On the next number, titled “Where We’re At,” Sanchez sings about local phenomena like Salinas native John Steinbeck and local farm workers over a ferocious strum of his acoustic guitar. Even though the band threatens to fall apart several times throughout the song, they make up for their lack of tight playing with raw emotion.
After the song crashes to a halt, Sanchez announces that the next song is “about places we’ve seen since we moved to town.” Later, at his house a few blocks away, Sanchez and his bandmates tell me that the song titled “Oscar” is about the youngest kid killed during a rash of Salinas homicides in the middle of January. Sanchez says he was able to provide the song’s vivid details, because he covered the story for the Salinas newspaper The Californian.

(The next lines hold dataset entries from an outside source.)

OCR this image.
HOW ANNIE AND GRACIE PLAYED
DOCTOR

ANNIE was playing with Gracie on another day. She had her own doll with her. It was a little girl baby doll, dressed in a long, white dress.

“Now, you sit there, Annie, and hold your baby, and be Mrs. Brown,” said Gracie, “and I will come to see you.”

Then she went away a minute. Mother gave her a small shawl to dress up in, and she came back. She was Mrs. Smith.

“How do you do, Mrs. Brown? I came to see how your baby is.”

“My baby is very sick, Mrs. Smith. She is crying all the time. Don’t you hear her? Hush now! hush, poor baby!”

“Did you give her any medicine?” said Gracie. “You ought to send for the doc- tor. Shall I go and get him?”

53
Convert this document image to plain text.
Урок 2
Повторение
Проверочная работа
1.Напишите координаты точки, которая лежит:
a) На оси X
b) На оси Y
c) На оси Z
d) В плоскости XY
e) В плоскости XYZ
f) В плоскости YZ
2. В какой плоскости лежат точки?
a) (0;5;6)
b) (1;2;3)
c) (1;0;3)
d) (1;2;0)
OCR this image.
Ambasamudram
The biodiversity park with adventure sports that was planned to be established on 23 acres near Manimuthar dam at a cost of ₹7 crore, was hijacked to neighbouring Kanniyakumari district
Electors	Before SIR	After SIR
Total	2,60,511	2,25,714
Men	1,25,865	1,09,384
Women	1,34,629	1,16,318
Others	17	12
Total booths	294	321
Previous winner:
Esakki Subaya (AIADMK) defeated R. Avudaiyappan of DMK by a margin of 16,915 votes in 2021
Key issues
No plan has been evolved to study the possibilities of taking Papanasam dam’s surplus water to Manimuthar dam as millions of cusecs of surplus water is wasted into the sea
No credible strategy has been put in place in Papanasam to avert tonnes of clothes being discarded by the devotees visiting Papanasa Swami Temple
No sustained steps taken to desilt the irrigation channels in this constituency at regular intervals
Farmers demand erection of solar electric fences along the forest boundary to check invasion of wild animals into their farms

Over a Scotch on the rocks, Sanchez explains why he refers to himself and his bandmates as transplants throughout the show. Despite their love of their new hometown, he and his bandmates all moved to Salinas over the last few years.
The nascent group, which has only been around for a little less than a year, has performed at Monterey’s Lava Lounge and Salinas venues including Rollick’s and the Cherry Bean Coffeehouse. The band plans to record its first full-length CD this April.
At Rollicks, Rum and Rebellion decide to try to change the evening’s atmosphere after “Oscar” with a catchy, comical number titled “All the Pretty Songs.” With lyrics like: “You left your Bible next to your whip,” the tune is reportedly about one of Sanchez’s old girlfriends.
Following Rum and Rebellion’s best material, including catchy numbers like “Whore’s Blues” and “Hey Armando,” the group yields some of its allotted time to some other Salinas artists and musicians.
The first up is slam poet Marc Cabrera, a.k.a. Lost Boy, who performs a handful of moving poems with a very animated delivery. He confronts his own mortality, the government and hip-hop culture with nuggets like: “my culture can’t be summed up with one dope ass Sprite commercial.”
Following Cabrera, John Brandow of the Salinas band Achievement of Flight plays a handful of well-crafted acoustic songs and a cover of the Operation Ivy gem “Knowledge.” During his few songs, Brandow waxes about subjects like the effectiveness of democracy and the lack of a venue for Salinas musicians and artists.
When Rum and Rebellion return to their microphones, Sanchez continues talking about the dire need for Salinas musicians to be able to perform in their own town. He says with so much artistic passion in Salinas there needs to be a venue for creative artists.
After a night of politically-fueled entertainment at Rollick’s, I would have to agree.